Adam optimizer performance difference

Sudu · September 16, 2021, 5:39am

I am training a model with 2 Adam optimizers (in separate code), but one of the optimizers performs more superior than the other. The model I am using can be found here Model, and the first optimizer is what is being used by the repository of the above model is

optim = torch.optim.Adam(
            [
                {'params': get_parameters(model, bias=False)},
                {'params': get_parameters(model, bias=True), 'lr': cfg['lr'] * 2, 'weight_decay': 0},
            ],
            lr=cfg['lr'],
            weight_decay=cfg['weight_decay'])

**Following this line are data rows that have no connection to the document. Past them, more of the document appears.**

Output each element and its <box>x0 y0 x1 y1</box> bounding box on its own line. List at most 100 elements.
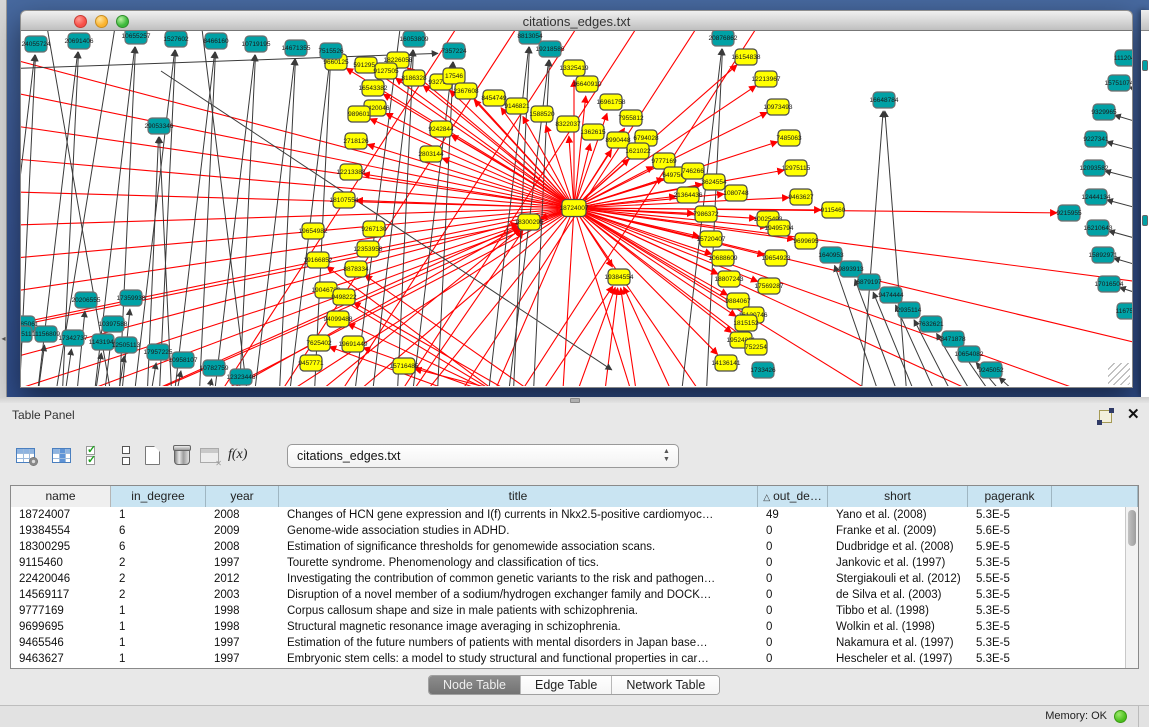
graph-node[interactable]: 12213967 <box>752 71 781 87</box>
graph-node[interactable]: 12093582 <box>1080 160 1109 176</box>
import-table-button[interactable] <box>198 445 222 467</box>
graph-node[interactable]: 1815152 <box>733 315 759 331</box>
graph-node[interactable]: 10655257 <box>122 31 151 44</box>
graph-node[interactable]: 13325419 <box>560 60 589 76</box>
graph-node[interactable]: 1112044 <box>1114 50 1132 66</box>
panel-collapse-arrow[interactable]: ◂ <box>0 334 7 344</box>
graph-node[interactable]: 9127505 <box>373 63 399 79</box>
graph-node[interactable]: 1080748 <box>723 185 749 201</box>
graph-node[interactable]: 2935114 <box>897 302 922 318</box>
graph-node[interactable]: 9267130 <box>361 221 387 237</box>
graph-node[interactable]: 9457771 <box>298 355 324 371</box>
graph-node[interactable]: 2803144 <box>418 146 444 162</box>
close-panel-icon[interactable]: ✕ <box>1127 406 1140 424</box>
graph-node[interactable]: 8471878 <box>940 331 966 347</box>
graph-node[interactable]: 7357224 <box>441 43 467 59</box>
graph-node[interactable]: 11156809 <box>32 326 60 342</box>
window-resize-grip[interactable] <box>1108 363 1130 385</box>
graph-node[interactable]: 746266 <box>682 163 704 179</box>
table-row[interactable]: 969969511998Structural magnetic resonanc… <box>11 619 1138 635</box>
graph-node[interactable]: 20691406 <box>65 33 94 49</box>
graph-node[interactable]: 16640910 <box>573 76 602 92</box>
graph-node[interactable]: 19691449 <box>339 336 368 352</box>
new-table-button[interactable] <box>141 445 165 467</box>
graph-node[interactable]: 16648784 <box>870 92 899 108</box>
graph-node[interactable]: 8466160 <box>203 33 229 49</box>
column-header-year[interactable]: year <box>206 486 279 507</box>
select-columns-button[interactable] <box>50 445 74 467</box>
graph-node[interactable]: 12444134 <box>1082 189 1111 205</box>
graph-node[interactable]: 16210643 <box>1084 220 1113 236</box>
graph-node[interactable]: 18724007 <box>560 200 589 217</box>
table-row[interactable]: 1938455462009Genome-wide association stu… <box>11 523 1138 539</box>
column-header-in_degree[interactable]: in_degree <box>111 486 206 507</box>
graph-node[interactable]: 9329965 <box>1091 104 1117 120</box>
graph-node[interactable]: 9699695 <box>793 233 819 249</box>
table-settings-button[interactable] <box>14 445 38 467</box>
graph-node[interactable]: 18107554 <box>330 192 359 208</box>
graph-node[interactable]: 18300295 <box>515 214 544 230</box>
table-row[interactable]: 2242004622012Investigating the contribut… <box>11 571 1138 587</box>
graph-node[interactable]: 19218586 <box>536 41 565 57</box>
column-header-short[interactable]: short <box>828 486 968 507</box>
table-row[interactable]: 977716911998Corpus callosum shape and si… <box>11 603 1138 619</box>
graph-node[interactable]: 8454749 <box>481 90 507 106</box>
graph-node[interactable]: 10397588 <box>99 316 128 332</box>
select-rows-button[interactable] <box>83 445 107 467</box>
table-row[interactable]: 1872400712008Changes of HCN gene express… <box>11 507 1138 523</box>
graph-node[interactable]: 29053346 <box>145 118 174 134</box>
graph-node[interactable]: 17016504 <box>1095 276 1124 292</box>
graph-node[interactable]: 6879197 <box>856 274 882 290</box>
network-canvas-svg[interactable]: 1872400796601255912954182260589127505818… <box>21 31 1132 386</box>
graph-node[interactable]: 12505113 <box>112 337 141 353</box>
graph-node[interactable]: 10958107 <box>169 352 198 368</box>
graph-node[interactable]: 15720407 <box>697 231 726 247</box>
graph-node[interactable]: 9498222 <box>331 289 357 305</box>
graph-node[interactable]: 19166852 <box>304 252 333 268</box>
graph-node[interactable]: 1588520 <box>529 106 555 122</box>
graph-node[interactable]: 24055724 <box>22 36 51 52</box>
graph-node[interactable]: 2718126 <box>343 133 369 149</box>
tab-node-table[interactable]: Node Table <box>429 676 521 695</box>
graph-node[interactable]: 8322037 <box>555 116 581 132</box>
graph-node[interactable]: 17342737 <box>59 330 88 346</box>
graph-node[interactable]: 17546 <box>443 68 465 84</box>
graph-node[interactable]: 1733426 <box>750 362 776 378</box>
graph-node[interactable]: 1621022 <box>625 143 651 159</box>
network-canvas[interactable]: 1872400796601255912954182260589127505818… <box>20 31 1133 388</box>
graph-node[interactable]: 9227341 <box>1083 131 1109 147</box>
graph-node[interactable]: 16543382 <box>359 80 388 96</box>
graph-node[interactable]: 12213383 <box>337 164 366 180</box>
table-vertical-scrollbar[interactable] <box>1125 507 1138 668</box>
graph-node[interactable]: 12353958 <box>354 241 383 257</box>
graph-node[interactable]: 8186328 <box>401 70 427 86</box>
tab-edge-table[interactable]: Edge Table <box>521 676 612 695</box>
graph-node[interactable]: 19384554 <box>605 269 634 285</box>
delete-table-button[interactable] <box>170 445 194 467</box>
graph-node[interactable]: 14136141 <box>712 355 741 371</box>
graph-node[interactable]: 8878334 <box>343 261 369 277</box>
graph-node[interactable]: 10719195 <box>242 36 271 52</box>
graph-node[interactable]: 9115460 <box>821 202 846 218</box>
graph-node[interactable]: 17359938 <box>117 290 146 306</box>
tab-network-table[interactable]: Network Table <box>612 676 719 695</box>
graph-node[interactable]: 391511 <box>21 326 32 342</box>
graph-node[interactable]: 17569287 <box>755 278 784 294</box>
graph-node[interactable]: 10654082 <box>955 346 984 362</box>
table-selector-dropdown[interactable]: citations_edges.txt ▲▼ <box>287 444 679 468</box>
graph-node[interactable]: 20206555 <box>72 292 101 308</box>
graph-node[interactable]: 19654923 <box>762 250 791 266</box>
graph-node[interactable]: 9242844 <box>428 121 454 137</box>
graph-node[interactable]: 15892971 <box>1089 247 1118 263</box>
graph-node[interactable]: 989601 <box>348 106 370 122</box>
graph-node[interactable]: 7625402 <box>306 335 332 351</box>
graph-node[interactable]: 2367608 <box>453 83 479 99</box>
graph-node[interactable]: 8813054 <box>517 31 543 44</box>
graph-node[interactable]: 7632621 <box>918 316 944 332</box>
graph-node[interactable]: 9463627 <box>788 189 814 205</box>
graph-node[interactable]: 10688609 <box>709 250 738 266</box>
graph-node[interactable]: 7955812 <box>618 110 644 126</box>
graph-node[interactable]: 20876862 <box>709 31 738 46</box>
graph-node[interactable]: 9146821 <box>504 98 530 114</box>
graph-node[interactable]: 10973493 <box>764 99 793 115</box>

The get_parameters function can be found here get_parameters.
The configurations dictionary is

configurations = {
    1: dict(
        max_iteration=1000000,
        lr=1e-4,
        momentum=0.9,
        weight_decay=0.0,
        gamma=0.25,
        step_size=32300, # "lr_policy: step"
        interval_validate=1000,
    ),
}
cfg = configurations[1]

The above optimizer achieves performance of 28.6dB in just 50k iterations. I then used the more common Adam optimizer definition

optimizer = torch.optim.Adam(model.parameters(),
            lr=args.lr,
            weight_decay=args.weight_decay)

The learning rate I used is 1e-4 and weight decay 1e-4. This optimizer gives results of only about 27.5dB even after 100k iterations. Also the rest of the code is identical for both the optimizers. So why is this optimizer worse than the previous one?